题目
5、设X_(1),X_(2),X_(3),X_(4)为来自总体X的样本,且EX=mu,记hat(mu)_(1)=(1)/(2)(X_(1)+X_(2)+X_(3)),hat(mu)_(2)=(1)/(3)(X_(1)+X_(3)+X_(4)),hat(mu)_(3)=(1)/(4)(X_(1)+X_(2)+X_(4)),hat(mu)_(4)=(1)/(5)(X_(2)+X_(3)+X_(4)),则μ的无偏估计是____。A. hat(mu)_(1)B. hat(mu)_(2)C. hat(mu)_(3)D. hat(mu)_(4)
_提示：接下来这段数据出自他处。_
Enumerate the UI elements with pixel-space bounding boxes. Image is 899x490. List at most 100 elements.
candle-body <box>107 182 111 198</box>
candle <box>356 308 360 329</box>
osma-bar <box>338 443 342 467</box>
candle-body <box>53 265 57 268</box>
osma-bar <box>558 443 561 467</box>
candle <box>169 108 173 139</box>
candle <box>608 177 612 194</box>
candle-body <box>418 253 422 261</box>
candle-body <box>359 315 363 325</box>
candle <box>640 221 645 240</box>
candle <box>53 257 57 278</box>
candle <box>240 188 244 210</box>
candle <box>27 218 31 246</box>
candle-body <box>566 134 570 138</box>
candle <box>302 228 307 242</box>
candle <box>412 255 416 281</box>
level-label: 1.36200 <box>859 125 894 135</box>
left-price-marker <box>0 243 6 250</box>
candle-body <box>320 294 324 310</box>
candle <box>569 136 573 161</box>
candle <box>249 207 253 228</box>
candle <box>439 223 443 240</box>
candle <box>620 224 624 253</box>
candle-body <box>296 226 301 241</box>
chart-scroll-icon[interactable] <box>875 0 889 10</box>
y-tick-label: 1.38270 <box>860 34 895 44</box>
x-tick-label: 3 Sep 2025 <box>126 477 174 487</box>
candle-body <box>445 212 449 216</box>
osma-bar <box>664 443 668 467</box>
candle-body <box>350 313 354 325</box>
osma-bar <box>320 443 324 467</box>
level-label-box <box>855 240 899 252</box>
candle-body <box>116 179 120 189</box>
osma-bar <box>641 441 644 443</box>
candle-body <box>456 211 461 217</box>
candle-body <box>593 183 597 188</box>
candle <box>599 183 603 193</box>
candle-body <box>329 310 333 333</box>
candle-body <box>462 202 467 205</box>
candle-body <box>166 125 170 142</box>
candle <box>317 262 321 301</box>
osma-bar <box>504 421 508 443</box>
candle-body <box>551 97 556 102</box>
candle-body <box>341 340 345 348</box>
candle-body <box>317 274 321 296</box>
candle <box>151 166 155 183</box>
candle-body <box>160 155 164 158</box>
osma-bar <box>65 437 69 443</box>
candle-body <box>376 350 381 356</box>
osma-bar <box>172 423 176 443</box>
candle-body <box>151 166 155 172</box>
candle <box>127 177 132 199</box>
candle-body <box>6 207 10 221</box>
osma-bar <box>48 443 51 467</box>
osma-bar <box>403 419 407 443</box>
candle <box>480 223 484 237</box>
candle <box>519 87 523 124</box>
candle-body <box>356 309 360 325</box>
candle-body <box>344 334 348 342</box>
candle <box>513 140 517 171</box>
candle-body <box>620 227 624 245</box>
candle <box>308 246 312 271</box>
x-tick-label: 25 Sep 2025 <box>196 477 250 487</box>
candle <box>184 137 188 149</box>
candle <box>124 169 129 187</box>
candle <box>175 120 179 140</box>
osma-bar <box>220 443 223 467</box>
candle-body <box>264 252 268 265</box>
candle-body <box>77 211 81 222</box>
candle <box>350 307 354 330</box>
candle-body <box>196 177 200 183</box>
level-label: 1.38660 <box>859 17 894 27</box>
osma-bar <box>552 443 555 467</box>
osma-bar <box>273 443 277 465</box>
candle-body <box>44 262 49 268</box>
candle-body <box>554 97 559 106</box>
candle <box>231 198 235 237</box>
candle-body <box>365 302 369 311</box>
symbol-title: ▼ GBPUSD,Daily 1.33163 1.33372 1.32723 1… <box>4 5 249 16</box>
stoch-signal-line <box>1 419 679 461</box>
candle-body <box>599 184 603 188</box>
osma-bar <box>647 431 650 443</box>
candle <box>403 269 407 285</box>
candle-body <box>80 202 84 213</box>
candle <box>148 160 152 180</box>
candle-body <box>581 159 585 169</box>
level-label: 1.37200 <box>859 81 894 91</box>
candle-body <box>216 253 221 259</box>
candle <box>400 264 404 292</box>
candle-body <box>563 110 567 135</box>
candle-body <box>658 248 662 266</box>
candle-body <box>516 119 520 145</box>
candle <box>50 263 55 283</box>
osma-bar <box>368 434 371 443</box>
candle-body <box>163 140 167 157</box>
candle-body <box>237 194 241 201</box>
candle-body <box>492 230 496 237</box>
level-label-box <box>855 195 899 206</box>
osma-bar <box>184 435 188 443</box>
5、设$X_{1},X_{2},X_{3},X_{4}$为来自总体X的样本,且$EX=\mu$,记$\hat{\mu}_{1}=\frac{1}{2}(X_{1}+X_{2}+X_{3})$,$\hat{\mu}_{2}=\frac{1}{3}(X_{1}+X_{3}+X_{4})$,$\hat{\mu}_{3}=\frac{1}{4}(X_{1}+X_{2}+X_{4})$,$\hat{\mu}_{4}=\frac{1}{5}(X_{2}+X_{3}+X_{4})$,则μ的无偏估计是____。
A. $\hat{\mu}_{1}$
B. $\hat{\mu}_{2}$
C. $\hat{\mu}_{3}$
D. $\hat{\mu}_{4}$
题目解答
答案
B. $\hat{\mu}_{2}$
解析
无偏估计的核心在于估计量的期望值等于被估计的参数。本题要求判断四个估计量中哪个是μ的无偏估计。关键在于计算每个估计量的期望,并验证是否等于μ。破题点在于正确应用期望的线性性质,即$E(aX + b) = aE(X) + b$,并注意每个估计量中样本的数量与权重是否匹配。
选项分析
$\hat{\mu}_1 = \frac{1}{2}(X_1 + X_2 + X_3)$
- 计算期望:
$E(\hat{\mu}_1) = \frac{1}{2}[E(X_1) + E(X_2) + E(X_3)] = \frac{1}{2}(3\mu) = \frac{3\mu}{2} \neq \mu$ - 结论:不是无偏估计。
$\hat{\mu}_2 = \frac{1}{3}(X_1 + X_3 + X_4)$
- 计算期望:
$E(\hat{\mu}_2) = \frac{1}{3}[E(X_1) + E(X_3) + E(X_4)] = \frac{1}{3}(3\mu) = \mu$ - 结论:是无偏估计。
$\hat{\mu}_3 = \frac{1}{4}(X_1 + X_2 + X_4)$
- 计算期望:
$E(\hat{\mu}_3) = \frac{1}{4}[E(X_1) + E(X_2) + E(X_4)] = \frac{1}{4}(3\mu) = \frac{3\mu}{4} \neq \mu$ - 结论:不是无偏估计。
$\hat{\mu}_4 = \frac{1}{5}(X_2 + X_3 + X_4)$
- 计算期望:
$E(\hat{\mu}_4) = \frac{1}{5}[E(X_2) + E(X_3) + E(X_4)] = \frac{1}{5}(3\mu) = \frac{3\mu}{5} \neq \mu$ - 结论:不是无偏估计。